Я купил новую записную книжку, в которую переписал минимальное количество имен своих знакомых и родственников, основную же спрятал у друга: в ней были телефоны журналистов, музыкантов и других неформальных деятелей музыкального подполья; оставил я и пару записных книжек школьной поры. Все эти письма, «свежие» записные книжки и другие бумаги, которые могли представлять интерес для милиции и КГБ, мы сложили в несколько мешков и решили сжечь. Делать это где-нибудь в лесу было рискованно – кто-нибудь мог увидеть, как мы сжигаем какие-то бумаги, и нас заложить. В итоге – мешки были привезены на квартиру нашего басиста Александра Никитина, у которого в ванной стоял титан для подогрева воды.
Целый день мы с Сашей провели у этого титана, бросая в огонь пачки писем – материальное подтверждение нашей всесоюзной известности.

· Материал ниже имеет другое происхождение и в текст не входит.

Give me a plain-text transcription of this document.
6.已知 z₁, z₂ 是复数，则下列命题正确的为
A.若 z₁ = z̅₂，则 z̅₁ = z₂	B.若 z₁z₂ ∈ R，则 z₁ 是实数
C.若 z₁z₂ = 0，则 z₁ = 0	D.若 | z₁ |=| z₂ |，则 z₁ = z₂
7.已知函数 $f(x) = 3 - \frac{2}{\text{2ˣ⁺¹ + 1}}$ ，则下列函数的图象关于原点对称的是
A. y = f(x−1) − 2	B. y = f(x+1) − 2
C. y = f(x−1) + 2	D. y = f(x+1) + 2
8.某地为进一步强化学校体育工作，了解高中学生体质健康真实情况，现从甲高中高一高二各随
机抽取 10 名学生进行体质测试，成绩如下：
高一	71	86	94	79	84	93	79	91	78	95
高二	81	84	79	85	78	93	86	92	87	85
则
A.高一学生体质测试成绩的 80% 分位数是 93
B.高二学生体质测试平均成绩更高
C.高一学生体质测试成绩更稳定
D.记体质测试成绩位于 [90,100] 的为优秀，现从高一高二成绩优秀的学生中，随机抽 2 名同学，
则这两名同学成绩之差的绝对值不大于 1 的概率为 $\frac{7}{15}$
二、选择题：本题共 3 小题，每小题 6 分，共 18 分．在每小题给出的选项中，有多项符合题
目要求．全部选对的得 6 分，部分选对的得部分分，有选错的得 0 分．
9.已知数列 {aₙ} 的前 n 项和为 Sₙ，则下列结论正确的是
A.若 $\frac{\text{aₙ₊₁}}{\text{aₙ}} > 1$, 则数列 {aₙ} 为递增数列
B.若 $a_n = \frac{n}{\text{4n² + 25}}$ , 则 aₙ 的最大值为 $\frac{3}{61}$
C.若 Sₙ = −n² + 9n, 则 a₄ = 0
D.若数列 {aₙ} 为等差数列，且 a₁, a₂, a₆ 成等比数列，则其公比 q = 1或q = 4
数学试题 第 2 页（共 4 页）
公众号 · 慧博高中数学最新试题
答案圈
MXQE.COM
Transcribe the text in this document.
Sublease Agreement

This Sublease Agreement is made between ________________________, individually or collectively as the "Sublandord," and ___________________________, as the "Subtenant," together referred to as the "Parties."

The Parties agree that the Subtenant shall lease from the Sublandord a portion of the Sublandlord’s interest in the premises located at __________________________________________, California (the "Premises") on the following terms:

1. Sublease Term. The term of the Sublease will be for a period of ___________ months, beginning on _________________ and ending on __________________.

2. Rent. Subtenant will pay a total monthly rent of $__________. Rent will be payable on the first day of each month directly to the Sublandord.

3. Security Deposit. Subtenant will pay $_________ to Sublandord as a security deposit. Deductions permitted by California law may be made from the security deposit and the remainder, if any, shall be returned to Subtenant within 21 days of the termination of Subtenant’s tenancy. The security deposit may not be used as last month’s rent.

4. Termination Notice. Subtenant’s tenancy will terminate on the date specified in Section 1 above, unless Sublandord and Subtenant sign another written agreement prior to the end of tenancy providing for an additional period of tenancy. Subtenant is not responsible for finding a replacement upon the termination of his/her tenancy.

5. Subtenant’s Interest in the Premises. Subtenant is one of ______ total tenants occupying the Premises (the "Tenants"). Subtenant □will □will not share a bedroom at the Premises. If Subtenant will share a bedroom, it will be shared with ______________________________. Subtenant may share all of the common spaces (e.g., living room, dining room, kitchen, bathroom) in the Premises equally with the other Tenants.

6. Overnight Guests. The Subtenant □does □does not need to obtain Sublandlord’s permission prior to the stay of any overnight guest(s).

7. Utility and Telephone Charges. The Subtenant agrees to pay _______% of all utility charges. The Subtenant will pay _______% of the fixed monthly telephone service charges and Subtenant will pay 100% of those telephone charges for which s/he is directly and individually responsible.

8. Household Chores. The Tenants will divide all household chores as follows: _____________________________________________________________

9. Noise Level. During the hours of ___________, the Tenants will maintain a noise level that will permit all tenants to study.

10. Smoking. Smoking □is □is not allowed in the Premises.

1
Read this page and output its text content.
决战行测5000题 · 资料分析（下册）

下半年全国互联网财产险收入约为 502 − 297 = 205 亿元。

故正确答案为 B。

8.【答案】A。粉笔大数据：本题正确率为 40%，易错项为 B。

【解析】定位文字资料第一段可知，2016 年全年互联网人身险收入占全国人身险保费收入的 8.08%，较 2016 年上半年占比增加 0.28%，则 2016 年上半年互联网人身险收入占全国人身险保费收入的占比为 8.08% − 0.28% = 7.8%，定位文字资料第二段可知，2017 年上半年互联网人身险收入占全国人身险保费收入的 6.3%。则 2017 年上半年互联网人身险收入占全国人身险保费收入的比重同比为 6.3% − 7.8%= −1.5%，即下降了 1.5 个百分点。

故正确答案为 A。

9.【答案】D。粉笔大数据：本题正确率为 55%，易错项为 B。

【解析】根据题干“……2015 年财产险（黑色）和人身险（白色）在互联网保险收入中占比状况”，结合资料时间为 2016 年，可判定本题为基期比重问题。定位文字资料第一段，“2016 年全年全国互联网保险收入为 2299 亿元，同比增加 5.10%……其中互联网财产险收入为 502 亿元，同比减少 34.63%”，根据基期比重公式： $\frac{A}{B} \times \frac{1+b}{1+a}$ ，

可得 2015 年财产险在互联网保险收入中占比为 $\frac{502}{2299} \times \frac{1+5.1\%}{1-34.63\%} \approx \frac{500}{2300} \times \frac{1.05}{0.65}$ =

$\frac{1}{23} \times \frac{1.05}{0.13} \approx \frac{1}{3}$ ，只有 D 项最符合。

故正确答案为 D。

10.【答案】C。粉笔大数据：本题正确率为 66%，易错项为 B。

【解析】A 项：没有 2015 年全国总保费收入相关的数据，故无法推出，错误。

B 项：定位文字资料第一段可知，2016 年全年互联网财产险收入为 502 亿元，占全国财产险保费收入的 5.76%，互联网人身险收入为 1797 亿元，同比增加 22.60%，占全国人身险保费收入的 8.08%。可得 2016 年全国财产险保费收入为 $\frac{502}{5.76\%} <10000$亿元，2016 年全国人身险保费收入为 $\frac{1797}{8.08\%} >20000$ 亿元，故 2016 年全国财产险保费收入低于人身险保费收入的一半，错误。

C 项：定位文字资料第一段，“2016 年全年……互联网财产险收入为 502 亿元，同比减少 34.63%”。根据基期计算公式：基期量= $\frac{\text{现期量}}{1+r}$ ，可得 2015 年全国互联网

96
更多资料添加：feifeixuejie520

Пар от горячей воды, которую приходилось постоянно сливать, чтобы система не перегрелась, перемешивался с дымом сигарет, которыми мы пытались заглушить нашу горечь, страх и подступавшее отчаяние: нам было совершенно ясно, что скоро рок-группе «Жар-птица» придет конец – кольцо, сжимавшее нас, становилось все туже…
…На первый допрос я явился минута в минуту, пробившись на КПП сквозь шумный строй цыган, пытавшихся вызволить из милицейских лап на чем-то попавшегося соплеменника. Найдя в коридоре кабинет с нужной цифрой, я постучал, но в внутри, похоже, никого не было. Оглядевшись, я обнаружил на скамейке напротив какого-то щуплого бородатого субъекта в ленноновских очках. Мне стало понятно, что мы тут по одному поводу, и почти сразу между нами возникла та рок-н-ролльная симпатия, которая сейчас редко когда возникает между рокерами: чувства, измеряемые статусом и величиной гонораров, не могут быть до конца искренними.
Почти шепотом мой визави сообщил, что его вызвали по поводу одного из концертов «Воскресения», где он был среди организаторов. Считая, что я вызван по аналогичному поводу, он так же тихо, но страстно советовал мне «ничего не рассказывать, все отрицать, а то ребятам будет хуже…». Я не стал говорить, что допрашивать меня могут только по двум вопросам – или записи, или пульт: мои объяснения могли быть слишком долгими и не совсем понятными моему товарищу по несчастью. Но мы посидели немного вместе и искренне посочувствовали Романову и Арутюнову, сидевшим уже в Бутырке.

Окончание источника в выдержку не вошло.